Além desta iniciativa, há ao menos outros 25 PLs similares tramitando ou já aprovados em Brasília e nas Assembleias Legislativas de 12 estados. São eles: São Paulo, Espírito Santo, Maranhão, Goiás, Distrito Federal, Bahia, Mato Grosso, Tocantins, Rio Grande do Sul, Mato Grosso do Sul, Minas Gerais e Pará.
“Estas propostas legislativas fazem parte de um movimento orquestrado do grupo Invasão Zero”, afirma Ludermir. “Geralmente elas têm uma data de submissão bem parecida. E falam das mesmas especificações, como a perda do acesso a programas sociais”, descreve.
“Precisamos partir para o enfrentamento e fazer com que mais e mais pessoas entendam o quanto estamos diante de um absurdo. As pessoas estão sendo duplamente punidas: além de não ter seu direito à moradia garantido, ainda terão que correr o risco de perder o seu direito à Bolsa Família, ao BPC [Benefício de Prestação Continuada]”, argumenta a integrante da Campanha Despejo Zero.
Movimentos cobram instância no governo federal
Além desta pauta, os movimentos populares cobram que o governo federal crie a Comissão Nacional de Mediação de Conflitos Fundiários, promessa de campanha e do governo de transição do presidente Lula (PT).
Passado um ano e oito meses de gestão, o desentendimento sobre a pasta competente pela Comissão – entre a Secretaria Nacional das Periferias (SNP) do Ministério das Cidades e a Secretaria de Acesso à Justiça (Saju) do Ministério da Justiça – fez com que até hoje ela não tenha se estruturado.
“No âmbito do Ministério do Desenvolvimento Agrário, já foi criada a Ouvidoria Agrária.

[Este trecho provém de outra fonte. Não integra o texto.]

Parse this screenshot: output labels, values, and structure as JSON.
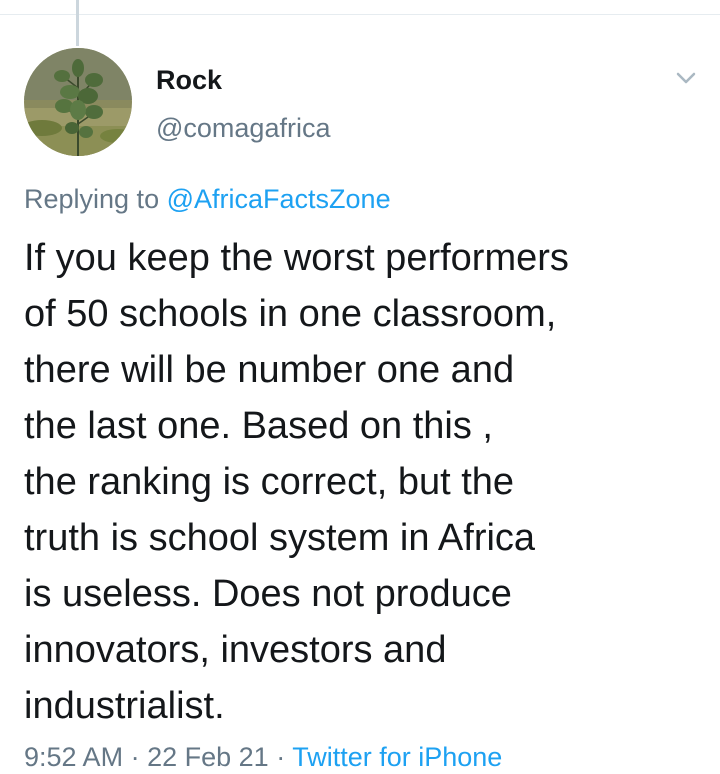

No Ministério dos Povos Indígenas, tem também a instância de mediação de conflitos. Mas para a questão urbana, até agora não conseguimos resolver isso junto ao governo federal”, cobra Benedito Barbosa, da União dos Movimentos de Moradia (UMM) e também membro da Campanha.
“É um gargalo fundamental”, resume Dito Barbosa, como é conhecido. Das comunidades despejadas ou ameaçadas de remoção mapeadas pela Campanha Despejo Zero, 80% estão nas cidades.
“A gente tem um compromisso do governo federal de que a Comissão Nacional de Mediação de Conflitos Fundiários vai se concretizar, mas até o momento não tem elementos concretos para entender quando vai se dar. Também temos inúmeras dúvidas em relação a como isso vai se operar”, destaca Ludermir.